Страж серебряной графини. Кофейный роман-эспрессо. Фейная дилогия. Том второй - страница 4



….И вот – катали мяч. По этому пространству. Ника осторожно, нежно передавала ей мячик, как ребенку, с тихой улыбкой.. Потом бежала к столику со свечами, мочила платок в уксусной воде и вытирала ей лоб.. Руки. Отдавала мячик Грэгу: «Папа, папочка, не уходи! Еще поиграй с нами!» Потом проводишь свои книжки!» —


И все держала его за руку, просительно подняв вверх лицо.. Я понимала, что ей – просто страшно. Дважды на ее глазах Ланочку рвало нещадно, слизью и желчью, со следами крови… Ни я, ни Миша, ни Грэг, просто не успевали оградить девочку от зрелища, от которого сердце не то, что рвется – каменеет. Молчит. Бухает где то в спине и пятках. Огрызается жадным и жалким зверем.

И Ника была храбрым солдатиком. Просто – кусала губы, бледнела. Но не плакала. При первом же Ланушкином порыве ей навстречу – кидалась с раскрытыми руками:


– Мамочка, мамусенька, я – вот, я – здесь… Что тебе принести? Что, скажи? Воды, платочек? Мама… мама моя… И гладила ее руки и пальцы.. Дула на них.. Подсмотрела, верно, как Горушка на них дует, целуя, перебирая… трогательная девочка…
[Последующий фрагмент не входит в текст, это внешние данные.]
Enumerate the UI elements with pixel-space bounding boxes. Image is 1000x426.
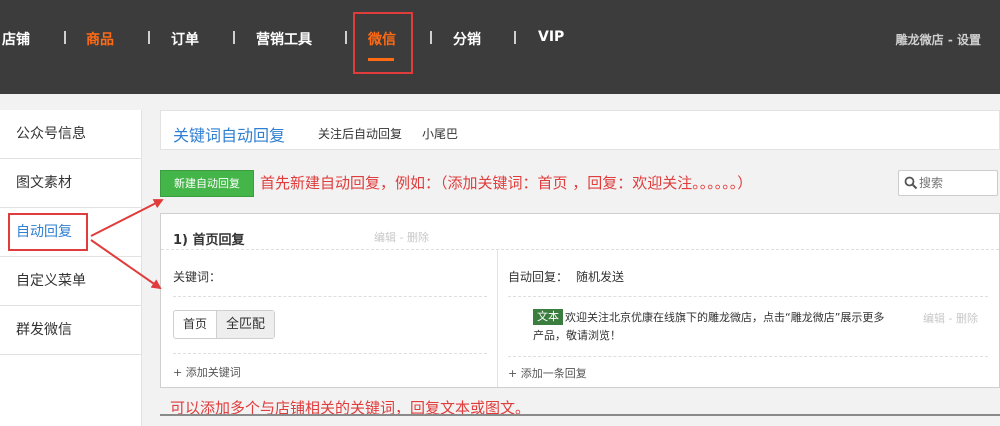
search-icon bbox=[904, 176, 918, 190]
rule-title: 1) 首页回复 bbox=[173, 233, 245, 248]
divider bbox=[161, 249, 999, 250]
sidebar-item-account-info[interactable]: 公众号信息 bbox=[0, 110, 142, 159]
search-input[interactable] bbox=[919, 174, 995, 192]
nav-item-products[interactable]: 商品 bbox=[86, 29, 114, 49]
divider bbox=[508, 356, 988, 357]
reply-mode: 随机发送 bbox=[576, 270, 625, 284]
new-auto-reply-button[interactable]: 新建自动回复 bbox=[160, 170, 254, 197]
annotation-highlight-box bbox=[8, 213, 88, 251]
nav-separator bbox=[64, 31, 66, 44]
auto-reply-label: 自动回复： bbox=[508, 270, 569, 284]
add-reply-link[interactable]: + 添加一条回复 bbox=[508, 365, 587, 381]
rule-edit-delete-links[interactable]: 编辑 - 删除 bbox=[374, 229, 429, 245]
tab-follow-auto-reply[interactable]: 关注后自动回复 bbox=[318, 125, 402, 142]
divider bbox=[173, 296, 487, 297]
sidebar: 公众号信息 图文素材 自动回复 自定义菜单 群发微信 bbox=[0, 110, 142, 426]
sidebar-item-mass-message[interactable]: 群发微信 bbox=[0, 306, 142, 355]
match-type-button[interactable]: 全匹配 bbox=[216, 311, 275, 338]
reply-type-badge: 文本 bbox=[533, 309, 563, 325]
nav-item-orders[interactable]: 订单 bbox=[171, 29, 199, 49]
reply-edit-delete-links[interactable]: 编辑 - 删除 bbox=[923, 310, 978, 326]
nav-separator bbox=[345, 31, 347, 44]
nav-separator bbox=[430, 31, 432, 44]
keyword-text[interactable]: 首页 bbox=[174, 311, 216, 338]
user-settings-link[interactable]: 雕龙微店 - 设置 bbox=[896, 31, 981, 48]
tab-tail-message[interactable]: 小尾巴 bbox=[422, 125, 458, 142]
tab-keyword-auto-reply[interactable]: 关键词自动回复 bbox=[173, 122, 285, 146]
divider bbox=[508, 296, 988, 297]
top-nav-bar: 店铺 商品 订单 营销工具 微信 分销 VIP 雕龙微店 - 设置 bbox=[0, 0, 1000, 94]
nav-separator bbox=[514, 31, 516, 44]
keyword-tag[interactable]: 首页 全匹配 bbox=[173, 310, 276, 339]
search-box[interactable] bbox=[898, 170, 998, 196]
annotation-highlight-box bbox=[353, 12, 413, 74]
nav-separator bbox=[233, 31, 235, 44]
page-header: 关键词自动回复 关注后自动回复 小尾巴 bbox=[160, 110, 1000, 150]
nav-item-distribution[interactable]: 分销 bbox=[453, 29, 481, 49]
auto-reply-rule-card: 1) 首页回复 编辑 - 删除 关键词： 首页 全匹配 + 添加关键词 自动回复… bbox=[160, 213, 1000, 388]
nav-item-vip[interactable]: VIP bbox=[538, 29, 564, 45]
divider bbox=[173, 353, 487, 354]
divider bbox=[160, 414, 1000, 416]
reply-label: 自动回复： 随机发送 bbox=[508, 268, 624, 285]
keywords-label: 关键词： bbox=[173, 270, 222, 284]
add-keyword-link[interactable]: + 添加关键词 bbox=[173, 364, 241, 380]
reply-content-text: 欢迎关注北京优康在线旗下的雕龙微店，点击“雕龙微店”展示更多产品，敬请浏览！ bbox=[533, 311, 885, 342]
sidebar-item-media-library[interactable]: 图文素材 bbox=[0, 159, 142, 208]
nav-item-marketing-tools[interactable]: 营销工具 bbox=[256, 29, 312, 49]
nav-item-store[interactable]: 店铺 bbox=[2, 29, 30, 49]
annotation-step-note: 首先新建自动回复，例如：（添加关键词：首页 ，回复：欢迎关注。。。。。。） bbox=[260, 174, 753, 192]
sidebar-item-custom-menu[interactable]: 自定义菜单 bbox=[0, 257, 142, 306]
nav-separator bbox=[148, 31, 150, 44]
column-divider bbox=[497, 249, 498, 387]
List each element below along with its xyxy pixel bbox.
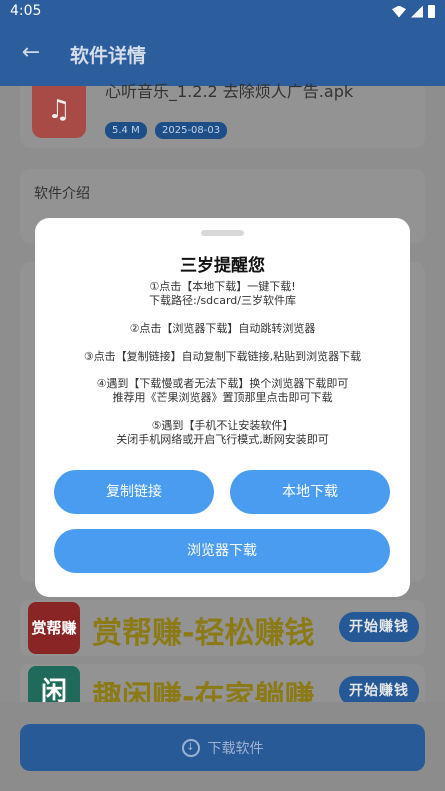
status-time: 4:05 xyxy=(10,3,42,19)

– Да, что вы тетя Аня, не надо, – когда я пытаюсь ее хвалить за всякую нам помощь, дергает плечиком и морщит нос… – я так… я мало умею. Мне же только пять.. – и смеется, и глазки, как фиалочки… А потом – мне – бух, бряк:

– Я – мусорная девочка..


– Что?! Как? – услышав, чуть не захлебнулась я от возмущения, рискуя разбить сахарницу, рассыпать сухари, перевернуть все на столе, где ждал посыпки яблочный пирог с корицей.


– Мне девочки во дворе так говорят. – Пожала опять плечиком. – Не хотят со мной играть. Мила, из сто какой то квартиры, у нее дедушка – академик, сказала, что Грэг – не мой настоящий папа, и что у него не может быть деток.. он хромой.. На дьявола похож.

– Ну и дура она, эта Мила! – выпаливаю я прямо в облако коричное, опираясь руками о стол. – Не на дьявола, а на Паганини.. Или – на Орфея.

– Ор – фей.. Как красиво… Мамин фей, да? Мамочка – Фей, а он – Орфей! – Торжествующе засияла Нукуша. – Правда же? Я им так и скажу, и пусть они со мной и не играют.. Ну и что,.Лешик все равно за меня подрался с этим Вовкой…

– И щеку расцарапал. Вот почему? – не спрашиваю, а скорее – утверждаю я.

– Да.. – Кивает Никуша рассеянно. – Не надо его наказывать, это не он драку начал. Это – Вовка. Меня обозвал «мусорницей». Сказал, что меня нашли в помойке. Ну, Лешик и дал ему.. В нос.


– Правильно. Молодец. – Энергично заключаю я, нарушив разом все свои принципы педагогики для английской школы, в которой преподаю уже семь лет. – И никакая ты не мусорная девочка. Ты – дочь профессора Яворского. Так всем и говори. И все. Категорически. Я невольно цитирую Грэга, который стоит у косяка и с улыбкой смотрит на меня.

– Ань, собирайся… Поедем в парк.. Ланушка просит. Потом допечешь… накрой полотенцем…

…Дома у нас все так. Внезапно. Как Ланушка. Воздушно. Незаконченной строфой. Бликами солнца на воде… Они дрожат. Переливаются. Нет ощущения вечности, когда на них смотришь… Только – остроты. Новизны. Нечаянности..


Ника:


Папочка так быстро бежит, что мы с мамой за ним не успеваем, и отстаем, и прячемся в коридоре.. мамочка быстро дышит, грозит мне пальчиком, потом надувает щеки, и – всем сразу, ребятам, мимо которые спешат:

– Доброе утро, рагацци! – Рагацци5 – смешно, как будто рогалик… коралик кораблик… Это тоже – ребята, только по итальянски, как то… Мама часто говорит по итальянски теперь. Бредит. В жару… тетя Аня сказала —" трес»… Что то страшное этот «трес», потому что Аня плакала, когда говорила.